With the rehab, there are no more residents at Lambert Tree. They've been replaced by such upscale retailers as Thomas Moser, Aveda, a couple of antique stores, and Pops for Champagne, transplanted from its long-time home on Sheffield Avenue. What was once artists' studios and apartments in the 1912 annex is now the headquarters for Metropolitan Capital Bank, bankers to the "emerging affluent" with millions of dollars in personal assets. Starving artists no longer need apply.

Tree's own visage can be seen in the building's ornament. A silk-stocking Democrat, he was a friend and supporter of progressive Illinois governor John P. Altgeld, and was among those pleading for clemency for the men convicted, in a highly suspect trial, of inciting the 1886 Haymarket bombing. As a Circuit Court Judge, he did his part in keeping one of Chicago's most enduring traditions alive by presiding over trials that found a number of the city's aldermen guilty of corruption. An unsuccessful candidate for both the U.S. House and Senate, he served as ambassador to Belgium, and, for a period of only one month, Russia.

Tree and his wife Anna were among Chicago's most prominent patrons of the arts. He made his fortune as a connected attorney. In a period of 18 months ending in 1867, when consumer prices, by one indicator, were less than a tenth of what they are today, his law firm had an income of $28,000. The Tree Studios were built opposite Tree's broad-lawned mansion at 620 North Wabash, replaced in 1912 by the twin onion-domed Medinah Temple, today a Bloomingdale's furniture store.


1 comment:

Unknown said...

Great post - thanks for the link to Tree's mansion, so cool!
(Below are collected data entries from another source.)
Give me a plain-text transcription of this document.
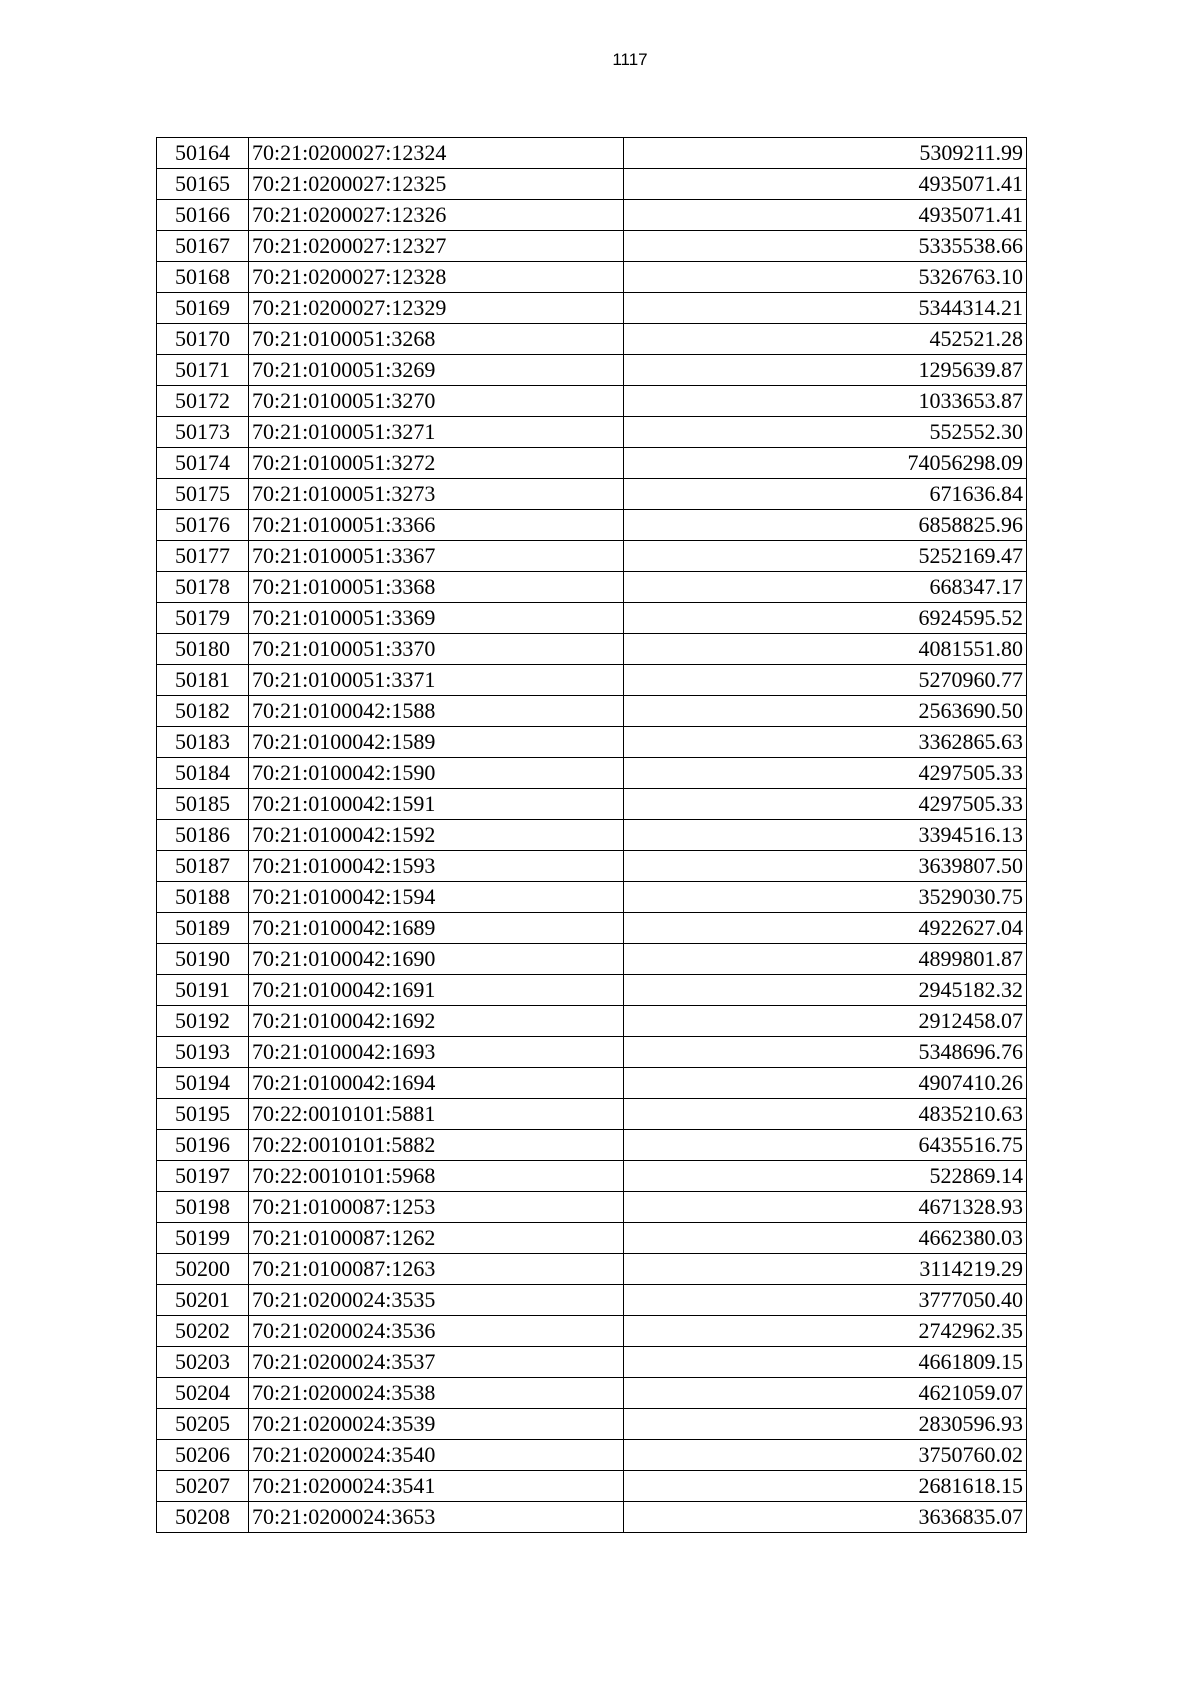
1117
50164	70:21:0200027:12324	5309211.99
50165	70:21:0200027:12325	4935071.41
50166	70:21:0200027:12326	4935071.41
50167	70:21:0200027:12327	5335538.66
50168	70:21:0200027:12328	5326763.10
50169	70:21:0200027:12329	5344314.21
50170	70:21:0100051:3268	452521.28
50171	70:21:0100051:3269	1295639.87
50172	70:21:0100051:3270	1033653.87
50173	70:21:0100051:3271	552552.30
50174	70:21:0100051:3272	74056298.09
50175	70:21:0100051:3273	671636.84
50176	70:21:0100051:3366	6858825.96
50177	70:21:0100051:3367	5252169.47
50178	70:21:0100051:3368	668347.17
50179	70:21:0100051:3369	6924595.52
50180	70:21:0100051:3370	4081551.80
50181	70:21:0100051:3371	5270960.77
50182	70:21:0100042:1588	2563690.50
50183	70:21:0100042:1589	3362865.63
50184	70:21:0100042:1590	4297505.33
50185	70:21:0100042:1591	4297505.33
50186	70:21:0100042:1592	3394516.13
50187	70:21:0100042:1593	3639807.50
50188	70:21:0100042:1594	3529030.75
50189	70:21:0100042:1689	4922627.04
50190	70:21:0100042:1690	4899801.87
50191	70:21:0100042:1691	2945182.32
50192	70:21:0100042:1692	2912458.07
50193	70:21:0100042:1693	5348696.76
50194	70:21:0100042:1694	4907410.26
50195	70:22:0010101:5881	4835210.63
50196	70:22:0010101:5882	6435516.75
50197	70:22:0010101:5968	522869.14
50198	70:21:0100087:1253	4671328.93
50199	70:21:0100087:1262	4662380.03
50200	70:21:0100087:1263	3114219.29
50201	70:21:0200024:3535	3777050.40
50202	70:21:0200024:3536	2742962.35
50203	70:21:0200024:3537	4661809.15
50204	70:21:0200024:3538	4621059.07
50205	70:21:0200024:3539	2830596.93
50206	70:21:0200024:3540	3750760.02
50207	70:21:0200024:3541	2681618.15
50208	70:21:0200024:3653	3636835.07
I thought I'd read that Bloomie's had originally wanted to raze the entire block for another beige tower, and that they faced so much opposition that they relented and rehabbed Medinah.

Not sure if what I read was true, but if so, the accolades and awards shouldn't be heaped on these guys. Yes, they did a nice job with the exterior of the Temple, but they're still just a bunch of suits interested in the almighty dollar. The banishment of the artists living upstairs just reinforces that view.